I did actually swap the fuse with the fan (both 30 amp), but that didn't work. I might pull the door panel off this morning afterall. It's just that I always find so much difficulty getting them back on again properly, I was hoping to avoid it ...

Please, any other ideas in case this one comes up cold?

Cheers

Reply to
Augasm

It's not so much removing them, it's that it's hard to see and work in there when you do.

Reply to
jg

Actually, you might have been right after all! I swapped yet another fuse in from a different position, and I got two of the windows back up before that stopped working too. Then I swapped in one of the spares, and it worked for a bit too. When it stopped working, I just gave the fuse a bit of a wiggle from the top (didn't pull it again), and now they're working again. I spoke to our mechanic, and he was dead set that the switches we the most likely problem. But the working/not working didn't correlate at all to what I did with the switches -- only fuses.

But this is not very satisfying, it's working now, but I don't feel that I really fixed anything. Do the fuses oxidize a bit over the years, even as the sit rubbing in their sockets, and this a higher current fuse would see the problem perhaps first? Or does this point to loose wiring underneath the fuse panel?
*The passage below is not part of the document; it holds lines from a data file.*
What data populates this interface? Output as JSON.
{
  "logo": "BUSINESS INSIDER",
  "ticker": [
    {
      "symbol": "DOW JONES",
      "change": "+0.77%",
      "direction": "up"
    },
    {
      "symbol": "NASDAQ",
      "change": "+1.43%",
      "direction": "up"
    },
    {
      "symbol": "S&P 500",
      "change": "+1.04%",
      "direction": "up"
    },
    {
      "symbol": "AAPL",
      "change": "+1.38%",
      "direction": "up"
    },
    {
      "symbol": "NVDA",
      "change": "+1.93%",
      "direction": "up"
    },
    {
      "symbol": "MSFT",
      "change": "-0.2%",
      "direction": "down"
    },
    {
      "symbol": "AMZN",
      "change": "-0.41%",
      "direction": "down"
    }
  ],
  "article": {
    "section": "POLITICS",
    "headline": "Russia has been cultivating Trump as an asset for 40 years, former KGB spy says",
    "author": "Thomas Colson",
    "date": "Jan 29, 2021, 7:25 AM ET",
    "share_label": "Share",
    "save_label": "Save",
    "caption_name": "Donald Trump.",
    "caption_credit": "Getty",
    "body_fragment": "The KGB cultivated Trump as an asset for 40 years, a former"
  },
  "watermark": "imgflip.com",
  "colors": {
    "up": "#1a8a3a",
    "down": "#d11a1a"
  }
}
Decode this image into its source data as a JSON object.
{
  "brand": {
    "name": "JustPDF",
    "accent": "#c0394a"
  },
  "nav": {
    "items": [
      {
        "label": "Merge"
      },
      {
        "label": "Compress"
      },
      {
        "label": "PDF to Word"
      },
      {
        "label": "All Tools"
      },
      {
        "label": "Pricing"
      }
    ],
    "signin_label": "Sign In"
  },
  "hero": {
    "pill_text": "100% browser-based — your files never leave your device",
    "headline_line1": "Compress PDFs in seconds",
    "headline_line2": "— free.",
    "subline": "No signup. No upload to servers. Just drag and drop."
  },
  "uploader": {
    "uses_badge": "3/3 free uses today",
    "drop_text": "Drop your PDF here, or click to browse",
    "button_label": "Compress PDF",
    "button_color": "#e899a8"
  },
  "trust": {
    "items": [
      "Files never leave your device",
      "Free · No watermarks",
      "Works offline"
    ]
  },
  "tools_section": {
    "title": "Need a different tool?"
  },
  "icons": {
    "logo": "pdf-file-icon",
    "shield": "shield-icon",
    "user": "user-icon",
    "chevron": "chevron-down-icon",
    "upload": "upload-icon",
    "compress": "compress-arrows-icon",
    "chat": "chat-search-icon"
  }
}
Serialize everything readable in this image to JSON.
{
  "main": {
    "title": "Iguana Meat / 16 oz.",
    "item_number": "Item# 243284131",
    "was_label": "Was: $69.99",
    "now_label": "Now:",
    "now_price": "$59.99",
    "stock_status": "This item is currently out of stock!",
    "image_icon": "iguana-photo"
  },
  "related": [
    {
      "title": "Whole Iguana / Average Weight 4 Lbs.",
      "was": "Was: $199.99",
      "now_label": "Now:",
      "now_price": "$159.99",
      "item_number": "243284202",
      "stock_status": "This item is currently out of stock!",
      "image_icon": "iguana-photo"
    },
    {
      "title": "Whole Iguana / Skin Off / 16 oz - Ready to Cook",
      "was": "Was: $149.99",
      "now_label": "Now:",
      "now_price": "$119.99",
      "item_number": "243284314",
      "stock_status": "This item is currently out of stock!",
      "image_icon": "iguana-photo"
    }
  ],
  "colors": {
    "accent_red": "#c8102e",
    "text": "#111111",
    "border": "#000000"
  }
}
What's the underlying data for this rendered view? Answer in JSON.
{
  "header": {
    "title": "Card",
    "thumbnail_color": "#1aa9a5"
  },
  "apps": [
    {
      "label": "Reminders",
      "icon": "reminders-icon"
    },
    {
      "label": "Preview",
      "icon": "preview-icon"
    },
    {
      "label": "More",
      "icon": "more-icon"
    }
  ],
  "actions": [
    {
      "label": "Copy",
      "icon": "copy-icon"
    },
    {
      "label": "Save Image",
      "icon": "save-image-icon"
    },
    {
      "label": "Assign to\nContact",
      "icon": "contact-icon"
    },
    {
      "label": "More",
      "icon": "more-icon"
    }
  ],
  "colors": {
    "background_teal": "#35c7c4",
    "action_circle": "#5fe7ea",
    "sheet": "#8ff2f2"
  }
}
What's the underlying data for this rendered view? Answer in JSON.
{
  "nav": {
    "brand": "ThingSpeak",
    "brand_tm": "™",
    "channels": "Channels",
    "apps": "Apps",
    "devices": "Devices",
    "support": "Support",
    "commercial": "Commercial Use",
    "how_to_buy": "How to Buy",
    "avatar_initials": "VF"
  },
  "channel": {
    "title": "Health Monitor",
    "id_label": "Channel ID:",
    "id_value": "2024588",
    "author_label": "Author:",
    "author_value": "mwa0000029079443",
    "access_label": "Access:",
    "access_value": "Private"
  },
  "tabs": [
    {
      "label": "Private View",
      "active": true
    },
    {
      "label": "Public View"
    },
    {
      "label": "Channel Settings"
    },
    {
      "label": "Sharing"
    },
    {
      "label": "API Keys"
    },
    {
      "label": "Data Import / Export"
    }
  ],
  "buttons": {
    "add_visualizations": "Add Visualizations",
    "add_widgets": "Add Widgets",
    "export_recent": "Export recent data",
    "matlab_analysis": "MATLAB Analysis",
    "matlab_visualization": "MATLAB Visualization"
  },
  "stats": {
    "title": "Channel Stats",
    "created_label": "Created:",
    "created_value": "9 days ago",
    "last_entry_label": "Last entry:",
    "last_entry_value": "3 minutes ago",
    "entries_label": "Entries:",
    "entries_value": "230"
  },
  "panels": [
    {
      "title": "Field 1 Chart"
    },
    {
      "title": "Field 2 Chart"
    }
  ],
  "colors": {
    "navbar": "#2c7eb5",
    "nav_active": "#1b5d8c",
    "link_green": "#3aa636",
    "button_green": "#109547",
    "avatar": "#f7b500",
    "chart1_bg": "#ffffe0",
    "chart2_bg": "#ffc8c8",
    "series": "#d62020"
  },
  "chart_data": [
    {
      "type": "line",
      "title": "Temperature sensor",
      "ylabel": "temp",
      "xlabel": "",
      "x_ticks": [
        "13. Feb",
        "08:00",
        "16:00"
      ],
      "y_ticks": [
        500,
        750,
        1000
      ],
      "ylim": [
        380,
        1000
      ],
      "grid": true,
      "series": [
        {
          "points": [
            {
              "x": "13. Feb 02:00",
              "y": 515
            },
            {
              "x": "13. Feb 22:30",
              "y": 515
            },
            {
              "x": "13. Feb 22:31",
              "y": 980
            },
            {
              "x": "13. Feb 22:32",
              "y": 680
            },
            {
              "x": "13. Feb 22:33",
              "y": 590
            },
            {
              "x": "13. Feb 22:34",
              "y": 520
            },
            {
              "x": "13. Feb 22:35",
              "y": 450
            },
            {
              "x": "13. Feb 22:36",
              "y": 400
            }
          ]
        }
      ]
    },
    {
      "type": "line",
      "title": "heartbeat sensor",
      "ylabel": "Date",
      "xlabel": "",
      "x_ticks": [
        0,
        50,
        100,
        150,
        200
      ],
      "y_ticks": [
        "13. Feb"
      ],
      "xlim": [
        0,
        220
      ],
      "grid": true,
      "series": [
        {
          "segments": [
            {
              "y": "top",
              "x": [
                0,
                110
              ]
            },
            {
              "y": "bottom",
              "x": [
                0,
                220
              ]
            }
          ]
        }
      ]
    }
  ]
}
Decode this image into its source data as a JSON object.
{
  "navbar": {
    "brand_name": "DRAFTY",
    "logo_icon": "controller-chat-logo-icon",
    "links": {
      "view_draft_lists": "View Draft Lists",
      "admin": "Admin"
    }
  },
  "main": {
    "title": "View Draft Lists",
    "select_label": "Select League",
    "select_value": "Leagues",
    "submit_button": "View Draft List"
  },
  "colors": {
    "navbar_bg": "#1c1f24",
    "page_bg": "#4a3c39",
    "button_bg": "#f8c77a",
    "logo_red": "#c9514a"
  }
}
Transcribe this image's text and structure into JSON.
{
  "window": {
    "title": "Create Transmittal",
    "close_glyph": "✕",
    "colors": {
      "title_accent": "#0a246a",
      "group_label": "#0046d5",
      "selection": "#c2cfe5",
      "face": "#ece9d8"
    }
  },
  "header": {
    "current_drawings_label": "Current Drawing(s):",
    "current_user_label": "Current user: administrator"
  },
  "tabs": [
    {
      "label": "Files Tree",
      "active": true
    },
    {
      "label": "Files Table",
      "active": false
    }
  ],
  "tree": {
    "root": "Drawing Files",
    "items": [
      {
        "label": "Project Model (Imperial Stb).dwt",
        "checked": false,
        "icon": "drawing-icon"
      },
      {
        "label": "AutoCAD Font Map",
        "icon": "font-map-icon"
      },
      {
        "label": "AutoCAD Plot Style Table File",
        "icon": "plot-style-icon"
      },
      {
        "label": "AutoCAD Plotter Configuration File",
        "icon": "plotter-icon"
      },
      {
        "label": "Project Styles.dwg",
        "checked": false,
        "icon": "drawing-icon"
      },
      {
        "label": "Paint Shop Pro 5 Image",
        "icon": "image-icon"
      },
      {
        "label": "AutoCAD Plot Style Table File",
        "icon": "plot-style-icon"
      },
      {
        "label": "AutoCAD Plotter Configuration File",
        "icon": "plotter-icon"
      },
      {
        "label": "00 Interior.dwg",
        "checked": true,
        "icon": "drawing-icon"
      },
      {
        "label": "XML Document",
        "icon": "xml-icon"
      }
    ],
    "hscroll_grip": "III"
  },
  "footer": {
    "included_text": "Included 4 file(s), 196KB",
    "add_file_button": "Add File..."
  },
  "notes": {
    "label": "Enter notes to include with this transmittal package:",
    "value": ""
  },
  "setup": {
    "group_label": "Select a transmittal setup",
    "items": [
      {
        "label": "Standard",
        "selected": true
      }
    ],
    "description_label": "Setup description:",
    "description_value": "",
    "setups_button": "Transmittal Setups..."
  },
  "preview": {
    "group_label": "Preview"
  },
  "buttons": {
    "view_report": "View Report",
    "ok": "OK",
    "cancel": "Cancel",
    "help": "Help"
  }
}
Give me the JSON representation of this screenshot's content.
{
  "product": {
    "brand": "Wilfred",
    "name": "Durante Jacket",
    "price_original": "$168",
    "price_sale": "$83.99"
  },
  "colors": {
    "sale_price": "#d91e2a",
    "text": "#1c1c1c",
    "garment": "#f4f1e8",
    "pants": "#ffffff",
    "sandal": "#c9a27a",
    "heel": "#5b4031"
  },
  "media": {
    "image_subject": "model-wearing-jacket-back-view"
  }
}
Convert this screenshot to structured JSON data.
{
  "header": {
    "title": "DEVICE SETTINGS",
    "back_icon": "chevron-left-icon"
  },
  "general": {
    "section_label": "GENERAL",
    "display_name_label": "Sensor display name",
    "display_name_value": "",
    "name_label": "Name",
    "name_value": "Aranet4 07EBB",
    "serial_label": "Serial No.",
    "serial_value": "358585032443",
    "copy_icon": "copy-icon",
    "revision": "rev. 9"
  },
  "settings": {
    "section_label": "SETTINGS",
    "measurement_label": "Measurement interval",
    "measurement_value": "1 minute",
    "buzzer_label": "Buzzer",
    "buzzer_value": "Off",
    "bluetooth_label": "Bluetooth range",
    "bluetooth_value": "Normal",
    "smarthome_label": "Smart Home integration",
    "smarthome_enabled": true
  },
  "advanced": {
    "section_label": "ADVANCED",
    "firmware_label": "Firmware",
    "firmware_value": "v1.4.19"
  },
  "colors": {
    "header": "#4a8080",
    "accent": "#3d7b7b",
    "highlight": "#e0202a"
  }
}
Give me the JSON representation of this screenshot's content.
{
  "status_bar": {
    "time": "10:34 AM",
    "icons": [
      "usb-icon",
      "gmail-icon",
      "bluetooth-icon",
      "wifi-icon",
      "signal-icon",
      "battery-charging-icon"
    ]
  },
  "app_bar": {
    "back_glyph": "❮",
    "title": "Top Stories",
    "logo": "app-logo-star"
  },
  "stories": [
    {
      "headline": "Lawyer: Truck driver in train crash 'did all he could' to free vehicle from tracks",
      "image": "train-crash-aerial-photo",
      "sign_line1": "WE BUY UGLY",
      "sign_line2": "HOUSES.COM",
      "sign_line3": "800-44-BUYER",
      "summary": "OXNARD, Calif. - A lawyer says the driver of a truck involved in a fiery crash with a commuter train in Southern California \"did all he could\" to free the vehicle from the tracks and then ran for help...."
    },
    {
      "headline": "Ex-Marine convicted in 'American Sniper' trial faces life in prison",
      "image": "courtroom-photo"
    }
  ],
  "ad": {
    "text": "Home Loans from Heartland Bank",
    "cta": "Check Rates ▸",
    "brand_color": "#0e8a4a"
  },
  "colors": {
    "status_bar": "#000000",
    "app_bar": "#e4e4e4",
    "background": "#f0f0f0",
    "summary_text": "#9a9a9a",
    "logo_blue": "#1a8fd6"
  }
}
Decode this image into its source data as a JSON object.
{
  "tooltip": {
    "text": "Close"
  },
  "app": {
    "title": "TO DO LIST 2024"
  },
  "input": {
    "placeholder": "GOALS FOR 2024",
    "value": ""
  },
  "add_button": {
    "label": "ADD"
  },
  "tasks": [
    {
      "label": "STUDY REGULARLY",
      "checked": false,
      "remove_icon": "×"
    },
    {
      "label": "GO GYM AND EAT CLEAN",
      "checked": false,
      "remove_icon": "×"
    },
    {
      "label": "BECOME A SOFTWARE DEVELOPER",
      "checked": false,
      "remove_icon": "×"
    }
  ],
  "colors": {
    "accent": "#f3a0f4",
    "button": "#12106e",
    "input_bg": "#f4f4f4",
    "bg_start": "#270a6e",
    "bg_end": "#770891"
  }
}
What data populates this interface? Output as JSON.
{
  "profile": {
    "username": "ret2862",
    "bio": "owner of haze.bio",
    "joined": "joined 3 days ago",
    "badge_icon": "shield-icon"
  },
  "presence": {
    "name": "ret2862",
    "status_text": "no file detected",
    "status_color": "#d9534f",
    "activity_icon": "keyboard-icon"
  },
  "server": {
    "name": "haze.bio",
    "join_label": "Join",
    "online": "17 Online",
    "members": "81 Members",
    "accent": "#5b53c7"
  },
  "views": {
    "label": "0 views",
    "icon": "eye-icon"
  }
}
Of course the radio stopped working now too, but I suppose I can't have everything.

We're slowly proving all over again something my father told me years ago -- automotive electrical problems rarely have anything to do with logic, so don't be logical when you try to fix it.

For what it was worth, while I had a bulk of the stuff off the door, I pulled the inside panel off and had a look -- the ground must run back into the body with everything else -- the only wires that split from the bundle off the switches go to the power window motor -- there's no grounding inside there that can lose contact. Except for the cosmetic carpeted bit, I think I got it back together again too! I even had a part left over, which means I did it properly (it was some odd stiff kinked metal rod with a little brass bit slid onto it that was just laying in the bottom of the door. Maybe that was for the radio :)

Cheers, and thanks again!

Reply to
Augasm

I have had the problem often enough to be fairly confident if they have any effect on the works when you touch them, they satisfy my theory of electricity - it's always a loose connection (and the fuse is probably the worst connection in the line).